Bataktan onları kurtaracak TANRI değil, ancak bir ikinci, üçüncü, dördüncü kötülük olabilirdi—belki… Belki başka tüm ülkelerde, hatta dünya ve evrende de bu böyledir. Yeterince araştıramadım henüz, bilmiyorum.
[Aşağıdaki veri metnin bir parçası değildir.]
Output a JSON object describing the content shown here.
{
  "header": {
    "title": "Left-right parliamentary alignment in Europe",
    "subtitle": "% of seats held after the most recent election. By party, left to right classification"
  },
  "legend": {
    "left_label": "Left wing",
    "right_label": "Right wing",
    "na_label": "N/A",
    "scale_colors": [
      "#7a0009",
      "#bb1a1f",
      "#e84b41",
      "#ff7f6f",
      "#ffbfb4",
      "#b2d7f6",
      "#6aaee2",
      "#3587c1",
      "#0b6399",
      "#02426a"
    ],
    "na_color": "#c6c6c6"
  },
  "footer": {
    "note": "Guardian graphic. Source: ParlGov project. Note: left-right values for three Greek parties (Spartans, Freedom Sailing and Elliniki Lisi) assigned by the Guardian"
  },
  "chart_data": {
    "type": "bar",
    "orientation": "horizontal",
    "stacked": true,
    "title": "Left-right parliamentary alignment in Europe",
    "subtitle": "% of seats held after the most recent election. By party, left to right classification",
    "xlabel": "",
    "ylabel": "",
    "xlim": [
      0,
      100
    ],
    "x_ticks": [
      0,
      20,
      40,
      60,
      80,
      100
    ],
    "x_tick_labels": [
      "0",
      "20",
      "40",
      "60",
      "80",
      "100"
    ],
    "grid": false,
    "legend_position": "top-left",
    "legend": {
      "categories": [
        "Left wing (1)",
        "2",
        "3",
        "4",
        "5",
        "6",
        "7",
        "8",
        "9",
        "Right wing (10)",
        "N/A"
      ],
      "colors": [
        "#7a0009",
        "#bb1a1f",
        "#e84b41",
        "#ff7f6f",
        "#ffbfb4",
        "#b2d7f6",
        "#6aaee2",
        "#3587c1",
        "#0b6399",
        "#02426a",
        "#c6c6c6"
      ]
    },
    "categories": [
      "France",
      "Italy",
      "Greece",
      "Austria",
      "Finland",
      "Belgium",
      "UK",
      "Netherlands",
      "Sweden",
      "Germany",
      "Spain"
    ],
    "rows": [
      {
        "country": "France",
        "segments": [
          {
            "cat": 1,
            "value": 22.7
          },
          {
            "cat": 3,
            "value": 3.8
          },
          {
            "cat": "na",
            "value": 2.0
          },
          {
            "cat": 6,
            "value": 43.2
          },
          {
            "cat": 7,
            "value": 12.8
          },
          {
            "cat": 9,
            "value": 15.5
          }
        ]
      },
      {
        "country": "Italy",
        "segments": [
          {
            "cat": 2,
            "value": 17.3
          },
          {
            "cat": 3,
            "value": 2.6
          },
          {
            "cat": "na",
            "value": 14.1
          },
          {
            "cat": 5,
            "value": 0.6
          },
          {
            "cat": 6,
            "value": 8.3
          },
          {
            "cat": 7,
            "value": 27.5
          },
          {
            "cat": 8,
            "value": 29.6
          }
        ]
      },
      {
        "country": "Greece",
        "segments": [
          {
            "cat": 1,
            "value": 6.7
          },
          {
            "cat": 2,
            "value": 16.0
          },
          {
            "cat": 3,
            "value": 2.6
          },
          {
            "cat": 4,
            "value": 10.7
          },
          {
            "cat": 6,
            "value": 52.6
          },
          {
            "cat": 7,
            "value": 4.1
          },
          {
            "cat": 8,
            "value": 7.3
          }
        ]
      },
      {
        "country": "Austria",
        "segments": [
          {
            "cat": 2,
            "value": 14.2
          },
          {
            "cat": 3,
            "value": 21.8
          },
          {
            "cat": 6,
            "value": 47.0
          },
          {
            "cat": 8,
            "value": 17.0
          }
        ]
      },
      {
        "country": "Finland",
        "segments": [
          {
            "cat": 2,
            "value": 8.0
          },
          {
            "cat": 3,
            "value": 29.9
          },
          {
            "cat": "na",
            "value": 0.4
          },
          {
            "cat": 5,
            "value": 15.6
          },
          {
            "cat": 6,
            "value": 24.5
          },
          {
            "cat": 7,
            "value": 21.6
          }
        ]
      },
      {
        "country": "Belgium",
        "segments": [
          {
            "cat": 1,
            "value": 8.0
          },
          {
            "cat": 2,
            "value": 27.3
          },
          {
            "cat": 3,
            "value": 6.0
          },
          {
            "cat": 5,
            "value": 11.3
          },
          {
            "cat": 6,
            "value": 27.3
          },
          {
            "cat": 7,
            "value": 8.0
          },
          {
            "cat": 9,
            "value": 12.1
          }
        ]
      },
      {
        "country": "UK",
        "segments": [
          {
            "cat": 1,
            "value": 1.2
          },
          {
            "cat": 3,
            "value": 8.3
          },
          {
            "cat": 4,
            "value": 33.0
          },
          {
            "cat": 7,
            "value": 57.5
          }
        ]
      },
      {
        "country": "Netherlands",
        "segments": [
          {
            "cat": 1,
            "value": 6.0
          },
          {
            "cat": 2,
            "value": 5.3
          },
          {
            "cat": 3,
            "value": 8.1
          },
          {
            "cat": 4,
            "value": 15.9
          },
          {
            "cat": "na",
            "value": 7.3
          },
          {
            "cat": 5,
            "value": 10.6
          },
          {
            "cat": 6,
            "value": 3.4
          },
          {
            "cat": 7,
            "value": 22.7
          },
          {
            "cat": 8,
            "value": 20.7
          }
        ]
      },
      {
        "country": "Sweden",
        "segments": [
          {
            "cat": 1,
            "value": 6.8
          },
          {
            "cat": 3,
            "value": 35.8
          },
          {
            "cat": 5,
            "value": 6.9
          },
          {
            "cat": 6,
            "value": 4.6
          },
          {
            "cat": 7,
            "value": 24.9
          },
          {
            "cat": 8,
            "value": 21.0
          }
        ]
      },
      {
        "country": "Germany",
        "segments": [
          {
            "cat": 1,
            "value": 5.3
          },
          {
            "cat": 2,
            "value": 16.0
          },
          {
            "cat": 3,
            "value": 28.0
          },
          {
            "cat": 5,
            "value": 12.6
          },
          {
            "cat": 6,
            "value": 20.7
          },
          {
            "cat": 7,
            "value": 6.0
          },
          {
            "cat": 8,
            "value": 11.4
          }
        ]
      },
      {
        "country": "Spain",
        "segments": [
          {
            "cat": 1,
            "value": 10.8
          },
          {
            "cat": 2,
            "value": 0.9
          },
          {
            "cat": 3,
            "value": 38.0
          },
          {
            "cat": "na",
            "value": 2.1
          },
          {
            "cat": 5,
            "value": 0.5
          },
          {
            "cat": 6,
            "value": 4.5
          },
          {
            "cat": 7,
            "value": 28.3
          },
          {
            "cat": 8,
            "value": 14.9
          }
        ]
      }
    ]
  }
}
1970, 1980 ve 1990’lardaki başat canavarlar, sol ve PKK; özellikle de Kürtler ve Kürtçe dili idi. Kürtçe, yani anadilini konuşmak! Ama devlet, hükûmet ve toplumun günah keçileri arasına, kısmen daha az görünür de olsa, devlet baskı ve şiddetinden herhalde onlar kadar çeken Aleviler ile Alevi dünya/ahiret anlayışını da eklemek gerekir. (Kim ne derse desin, Alevilik İslamiyet’ten önce de vardı, halen de varlığını sürdürüyor!)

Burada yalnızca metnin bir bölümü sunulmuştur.